Donchian System Annual Returns

Donchian System Annual Returns

Figure 3 also shows that the system’s 36-percent maximum drawdown occurred in this period. Most traders probably don’t have the patience to continue trading this system through such a long, flat period and high drawdowns.

Also, the system’s low per-trade average profit (0.26 percent) leaves it vulnerable to commissions and slippage. When trading this system in real market conditions, slippage might be larger than two ticks (used here) and could wipe out this system’s profitability.

To determine the effect of the modified exit-rule, we compared the results with those of a fixed, 40-day Donchian breakout system for both entries and exits. (The fixed system was also stop-and-reverse [SAR], meaning it was always in the market.)

Although the stop-and-reverse system had a higher exposure (24.23 percent vs. 17.02 percent), Figure 5 shows that its yearly returns were significantly worse. In addition, its average per-year return fell to 8.38 percent (from 10.33 percent), its longest flat period grew to 948 days (from 858), and its maximum drawdown rose to 38.03 percent (from 36.06 percent).

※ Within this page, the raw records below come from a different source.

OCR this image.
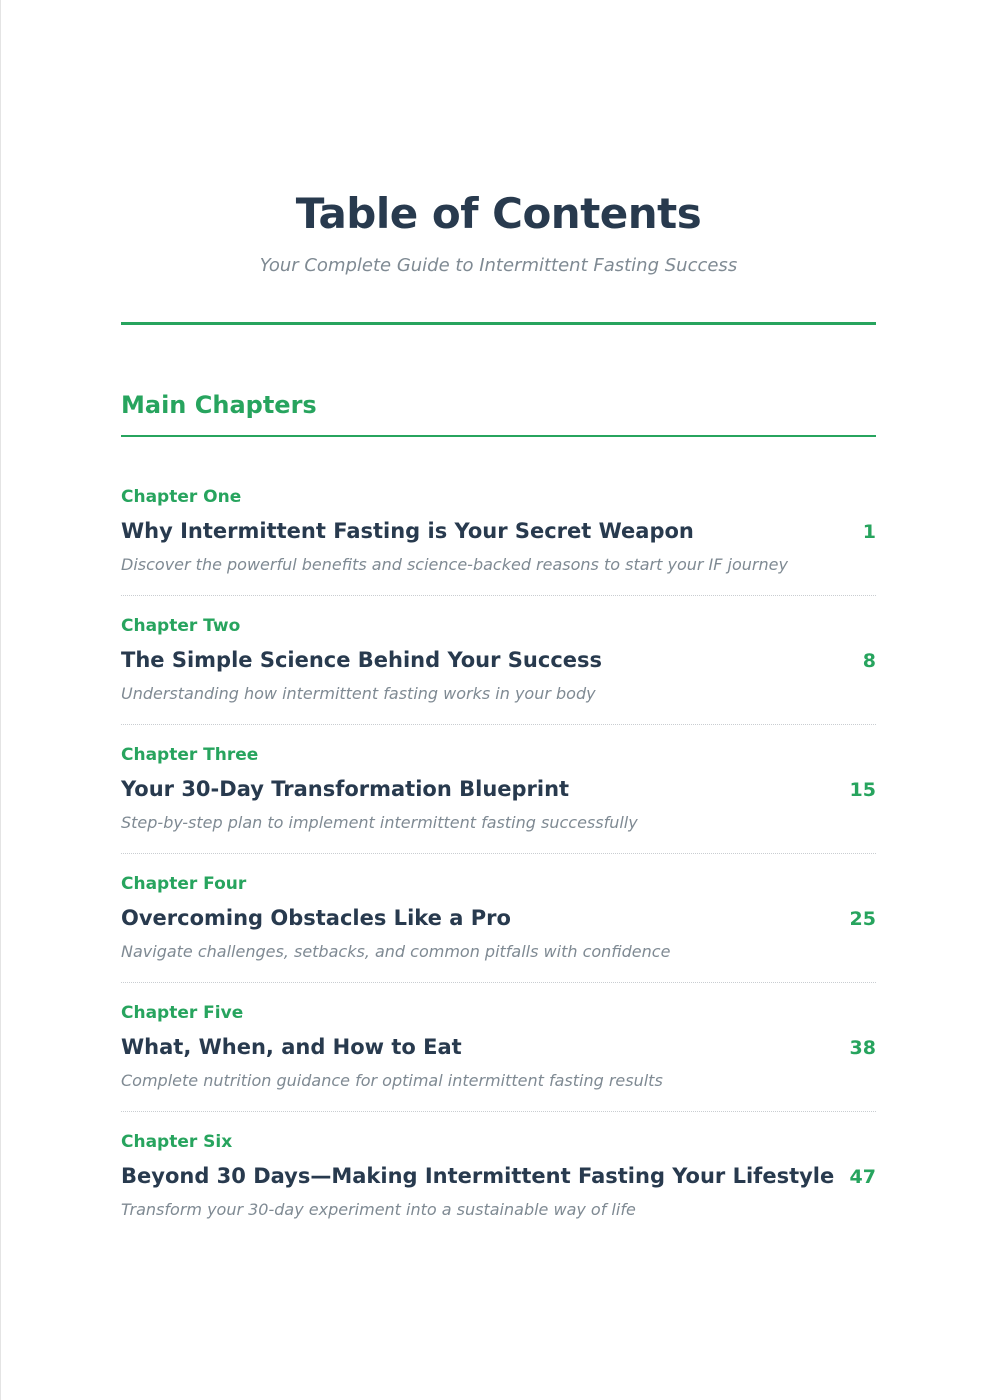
Table of Contents
Your Complete Guide to Intermittent Fasting Success
Main Chapters
Chapter One
Why Intermittent Fasting is Your Secret Weapon	1
Discover the powerful benefits and science-backed reasons to start your IF journey
Chapter Two
The Simple Science Behind Your Success	8
Understanding how intermittent fasting works in your body
Chapter Three
Your 30-Day Transformation Blueprint	15
Step-by-step plan to implement intermittent fasting successfully
Chapter Four
Overcoming Obstacles Like a Pro	25
Navigate challenges, setbacks, and common pitfalls with confidence
Chapter Five
What, When, and How to Eat	38
Complete nutrition guidance for optimal intermittent fasting results
Chapter Six
Beyond 30 Days—Making Intermittent Fasting Your Lifestyle 47
Transform your 30-day experiment into a sustainable way of life
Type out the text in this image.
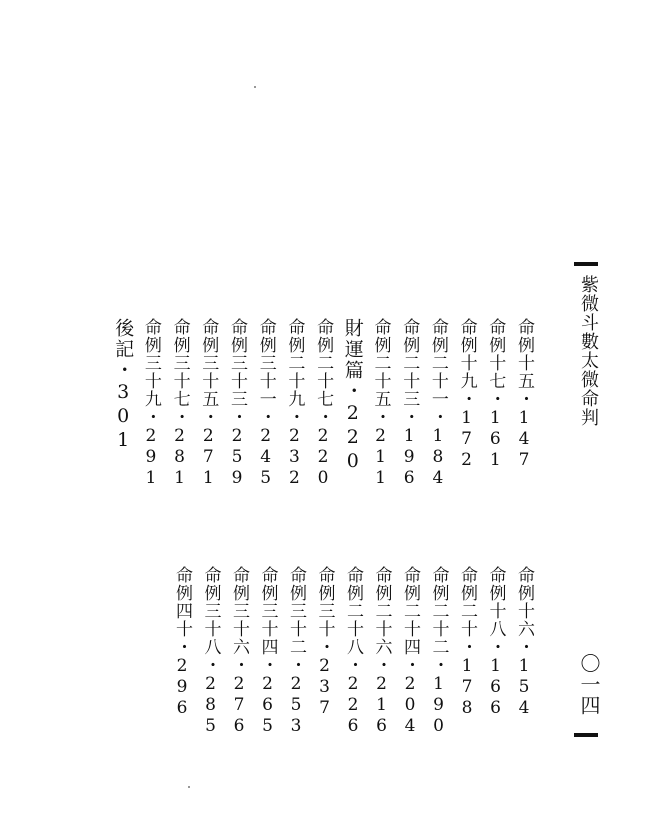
紫微斗數太微命判
〇一四
命例十五・147
命例十七・161
命例十九・172
命例二十一・184
命例二十三・196
命例二十五・211
財運篇・220
命例二十七・220
命例二十九・232
命例三十一・245
命例三十三・259
命例三十五・271
命例三十七・281
命例三十九・291
後記・301
命例十六・154
命例十八・166
命例二十・178
命例二十二・190
命例二十四・204
命例二十六・216
命例二十八・226
命例三十・237
命例三十二・253
命例三十四・265
命例三十六・276
命例三十八・285
命例四十・296
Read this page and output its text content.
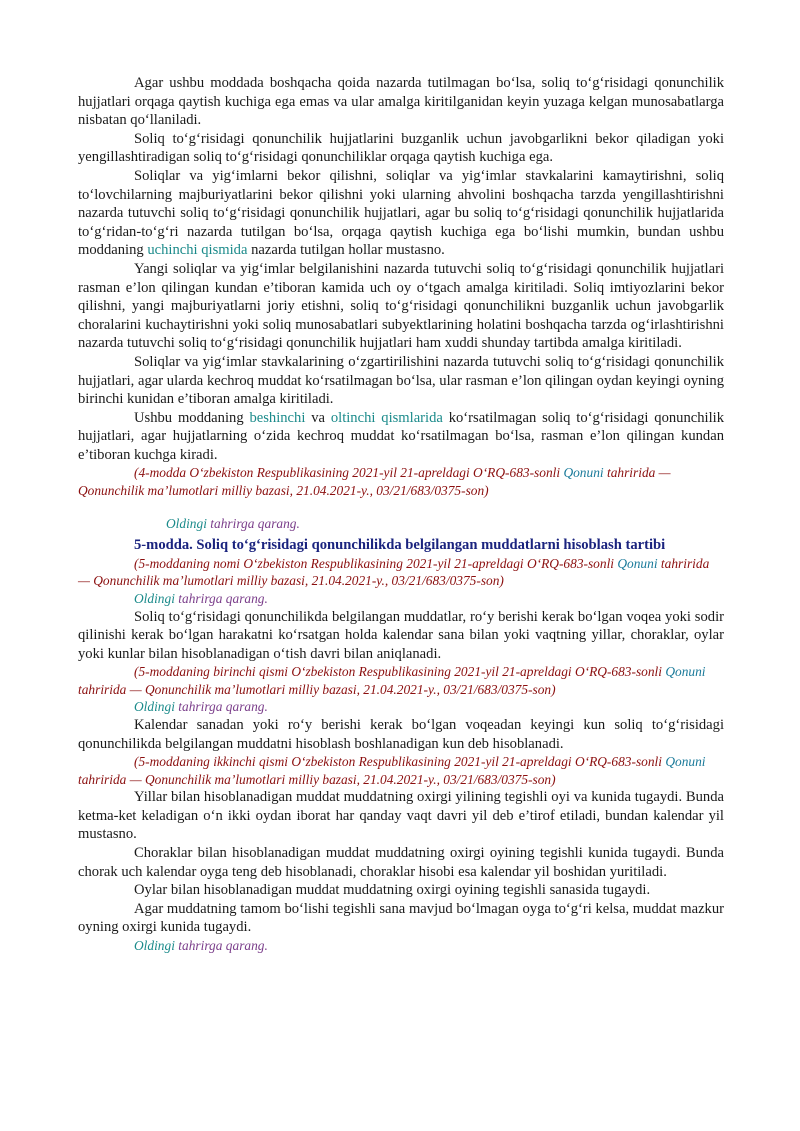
Agar ushbu moddada boshqacha qoida nazarda tutilmagan bo‘lsa, soliq to‘g‘risidagi qonunchilik hujjatlari orqaga qaytish kuchiga ega emas va ular amalga kiritilganidan keyin yuzaga kelgan munosabatlarga nisbatan qo‘llaniladi.

Soliq to‘g‘risidagi qonunchilik hujjatlarini buzganlik uchun javobgarlikni bekor qiladigan yoki yengillashtiradigan soliq to‘g‘risidagi qonunchiliklar orqaga qaytish kuchiga ega.

Soliqlar va yig‘imlarni bekor qilishni, soliqlar va yig‘imlar stavkalarini kamaytirishni, soliq to‘lovchilarning majburiyatlarini bekor qilishni yoki ularning ahvolini boshqacha tarzda yengillashtirishni nazarda tutuvchi soliq to‘g‘risidagi qonunchilik hujjatlari, agar bu soliq to‘g‘risidagi qonunchilik hujjatlarida to‘g‘ridan-to‘g‘ri nazarda tutilgan bo‘lsa, orqaga qaytish kuchiga ega bo‘lishi mumkin, bundan ushbu moddaning uchinchi qismida nazarda tutilgan hollar mustasno.

Yangi soliqlar va yig‘imlar belgilanishini nazarda tutuvchi soliq to‘g‘risidagi qonunchilik hujjatlari rasman e’lon qilingan kundan e’tiboran kamida uch oy o‘tgach amalga kiritiladi. Soliq imtiyozlarini bekor qilishni, yangi majburiyatlarni joriy etishni, soliq to‘g‘risidagi qonunchilikni buzganlik uchun javobgarlik choralarini kuchaytirishni yoki soliq munosabatlari subyektlarining holatini boshqacha tarzda og‘irlashtirishni nazarda tutuvchi soliq to‘g‘risidagi qonunchilik hujjatlari ham xuddi shunday tartibda amalga kiritiladi.

Soliqlar va yig‘imlar stavkalarining o‘zgartirilishini nazarda tutuvchi soliq to‘g‘risidagi qonunchilik hujjatlari, agar ularda kechroq muddat ko‘rsatilmagan bo‘lsa, ular rasman e’lon qilingan oydan keyingi oyning birinchi kunidan e’tiboran amalga kiritiladi.

Ushbu moddaning beshinchi va oltinchi qismlarida ko‘rsatilmagan soliq to‘g‘risidagi qonunchilik hujjatlari, agar hujjatlarning o‘zida kechroq muddat ko‘rsatilmagan bo‘lsa, rasman e’lon qilingan kundan e’tiboran kuchga kiradi.

(4-modda O‘zbekiston Respublikasining 2021-yil 21-apreldagi O‘RQ-683-sonli Qonuni tahririda — Qonunchilik ma’lumotlari milliy bazasi, 21.04.2021-y., 03/21/683/0375-son)

Oldingi tahrirga qarang.

5-modda. Soliq to‘g‘risidagi qonunchilikda belgilangan muddatlarni hisoblash tartibi

(5-moddaning nomi O‘zbekiston Respublikasining 2021-yil 21-apreldagi O‘RQ-683-sonli Qonuni tahririda — Qonunchilik ma’lumotlari milliy bazasi, 21.04.2021-y., 03/21/683/0375-son)

Oldingi tahrirga qarang.

Soliq to‘g‘risidagi qonunchilikda belgilangan muddatlar, ro‘y berishi kerak bo‘lgan voqea yoki sodir qilinishi kerak bo‘lgan harakatni ko‘rsatgan holda kalendar sana bilan yoki vaqtning yillar, choraklar, oylar yoki kunlar bilan hisoblanadigan o‘tish davri bilan aniqlanadi.

(5-moddaning birinchi qismi O‘zbekiston Respublikasining 2021-yil 21-apreldagi O‘RQ-683-sonli Qonuni tahririda — Qonunchilik ma’lumotlari milliy bazasi, 21.04.2021-y., 03/21/683/0375-son)

Oldingi tahrirga qarang.

Kalendar sanadan yoki ro‘y berishi kerak bo‘lgan voqeadan keyingi kun soliq to‘g‘risidagi qonunchilikda belgilangan muddatni hisoblash boshlanadigan kun deb hisoblanadi.

(5-moddaning ikkinchi qismi O‘zbekiston Respublikasining 2021-yil 21-apreldagi O‘RQ-683-sonli Qonuni tahririda — Qonunchilik ma’lumotlari milliy bazasi, 21.04.2021-y., 03/21/683/0375-son)

Yillar bilan hisoblanadigan muddat muddatning oxirgi yilining tegishli oyi va kunida tugaydi. Bunda ketma-ket keladigan o‘n ikki oydan iborat har qanday vaqt davri yil deb e’tirof etiladi, bundan kalendar yil mustasno.

Choraklar bilan hisoblanadigan muddat muddatning oxirgi oyining tegishli kunida tugaydi. Bunda chorak uch kalendar oyga teng deb hisoblanadi, choraklar hisobi esa kalendar yil boshidan yuritiladi.

Oylar bilan hisoblanadigan muddat muddatning oxirgi oyining tegishli sanasida tugaydi.

Agar muddatning tamom bo‘lishi tegishli sana mavjud bo‘lmagan oyga to‘g‘ri kelsa, muddat mazkur oyning oxirgi kunida tugaydi.

Oldingi tahrirga qarang.
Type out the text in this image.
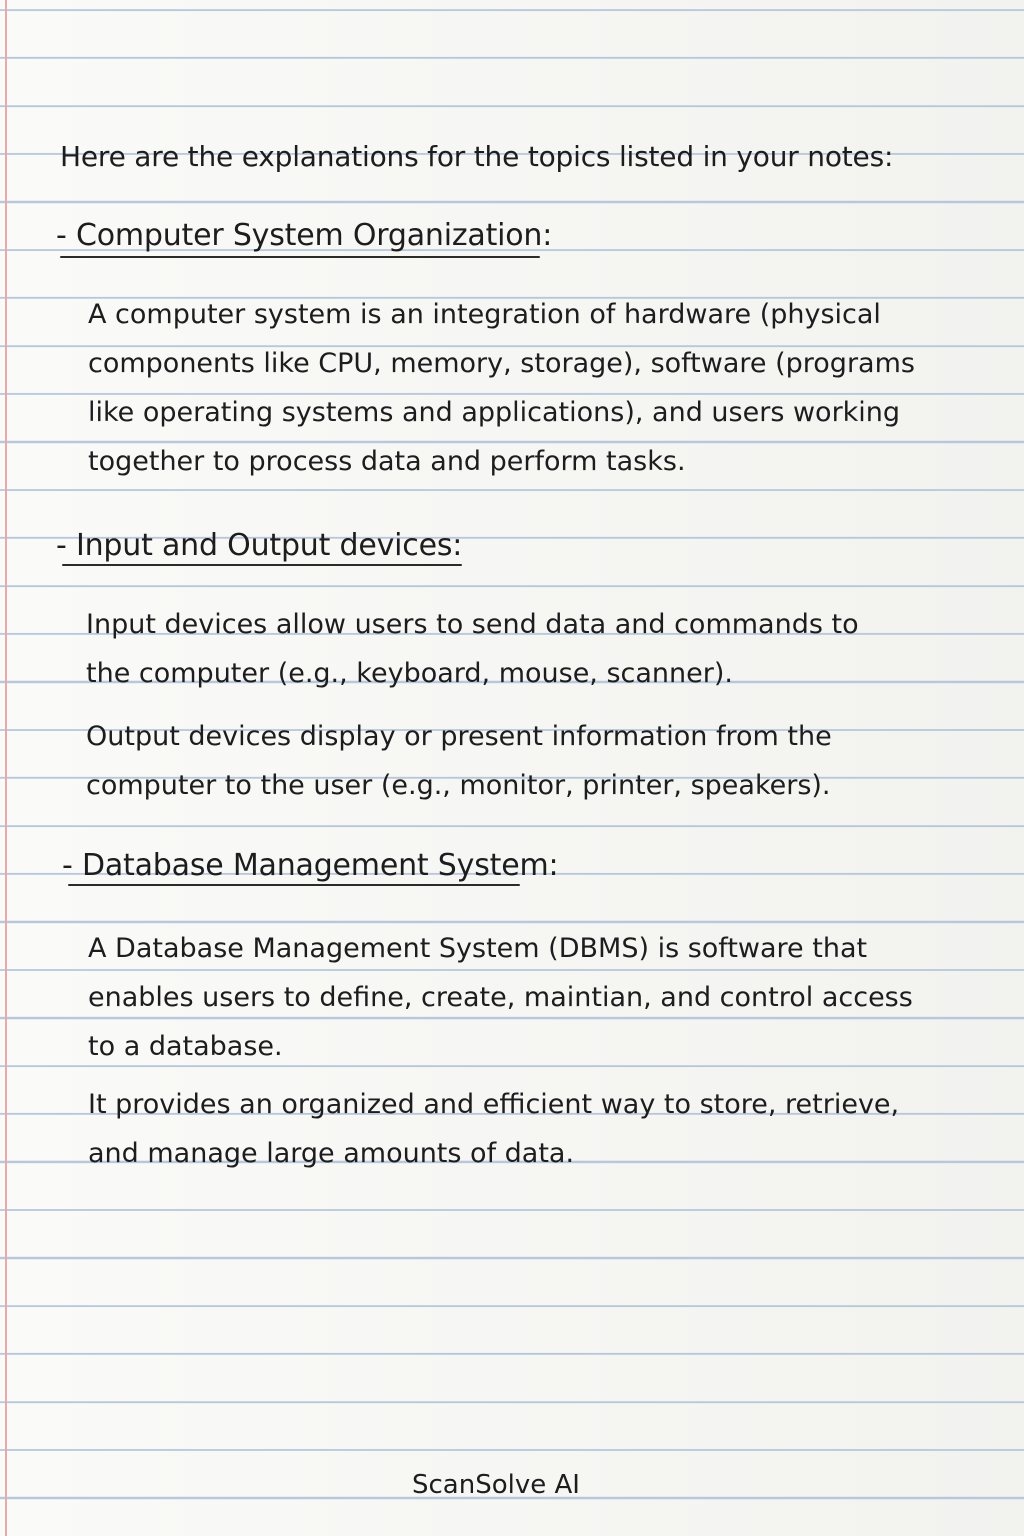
Here are the explanations for the topics listed in your notes:
- Computer System Organization:
A computer system is an integration of hardware (physical
components like CPU, memory, storage), software (programs
like operating systems and applications), and users working
together to process data and perform tasks.
- Input and Output devices:
Input devices allow users to send data and commands to
the computer (e.g., keyboard, mouse, scanner).
Output devices display or present information from the
computer to the user (e.g., monitor, printer, speakers).
- Database Management System:
A Database Management System (DBMS) is software that
enables users to define, create, maintian, and control access
to a database.
It provides an organized and efficient way to store, retrieve,
and manage large amounts of data.
ScanSolve AI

Bottom line: A Donchian channel-based breakout system with a modified exit rule is better than one with the standard, fixedperiod exit rule. As you move the exit line closer to price, the system tends to exit each trade earlier and retain a larger portion of a trade’s unrealized gain.

Though this system has nice performance statistics, traders should be cautious of its high drawdowns, long flat periods, and small average per-trade profits. Slippage and commission can become an important factor.